At Woodruff Law, an attorney will handle your case from start to finish, and you will be treated with the personal attention, respect, and dignity that you deserve. Our standards for excellent client services are high, and every employee at Woodruff Law is expected to meet or exceed those standards.

Bankruptcy is a federal program established to offer a way out of sometimes insurmountable debt. There are two types of personal or consumer bankruptcy. Chapter 7 bankruptcy allows discharge of debts without requiring monthly payments to the bankruptcy court or a trustee and usually allows you to keep items like a house, cars, and household goods. A Chapter 13 bankruptcy, on the other hand, is for people who earn more money, who have equity in certain items (like a house) that they want to keep, or who are delinquent on things they want to keep like a house or car. Chapter 13 requires 36-60 payments to the chapter 13 trustee to repay the delinquency, equity, or a percentage of the debt.

You can determine the chapter appropriate for you by determining your gross income or by completing a federal means test. If you earn more than the median income in Georgia, you may still be eligible for a Chapter 7 if you pass the means test. If you fail them both, you may be better suited for a Chapter 13 repayment plan.

A Chapter 13 plan is not a death sentence; it just means that you will be required to make payments over the course of 3-5 years. It may not even result in paying more money to creditors than you would in a Chapter 7.

One of the surest ways to stop all collection calls is to file the bankruptcy petition. Once the automatic stay goes into effect after the petition is filed, most collectors can no longer call you. Although very effective, this is not the only tool to stop harassing phone calls.

However, you don't need bankruptcy to stop creditor phone calls and harassment. Under federal law, once you tell debt collectors in writing to stop calling they are prohibited from calling. Under the Fair Debt Collection Practices Act, a collection agency may not act in any of the following ways:

  • Attorney-represented debtor. A collection agency cannot contact the debtor directly if an attorney represents him or her unless the debtor gives the collection agency specific permission to do so.

  • Debtor communications. Collection agencies may not contact debtors before 8:00 a.m. or after 9:00 p.m. local time, or at another inconvenient time or place.
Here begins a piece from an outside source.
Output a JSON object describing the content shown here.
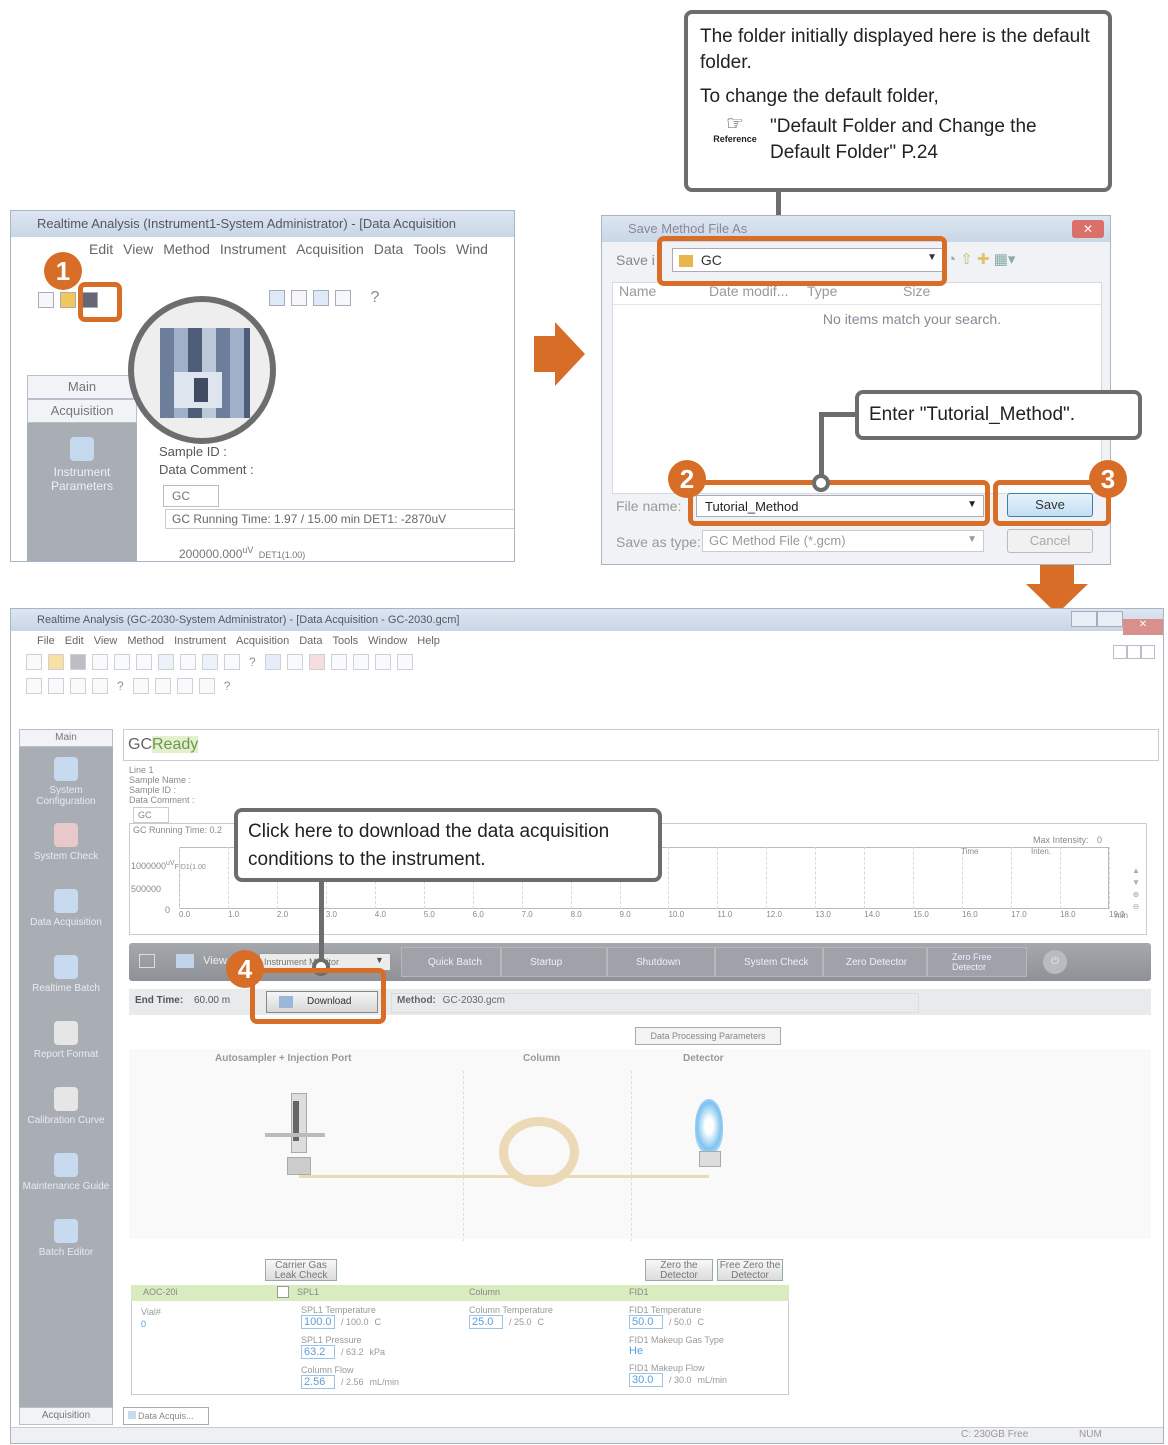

Collection agencies may not contact a debtor at work if he or she knows that the employer bans receipt of collection calls while on the job or if the debtor tells the collection agency not to do so.

  • Third-party communications. The collection agency cannot contact third parties other than the debtor’s attorney or a credit bureau for any reason other than to locate the debtor. Collection agencies who contact third parties must state their names, and may only add that they are confirming or correcting information about the debtor. They cannot give the collection agency’s name unless asked directly. They cannot state that they are calling about a debt. Collection agencies may not contact a third party repeatedly unless they believe an earlier response was wrong or incomplete and that the third party has revised information. Further, collection agencies cannot communicate with third parties by postcard or by correspondence that uses words or symbols that betray their collection motive.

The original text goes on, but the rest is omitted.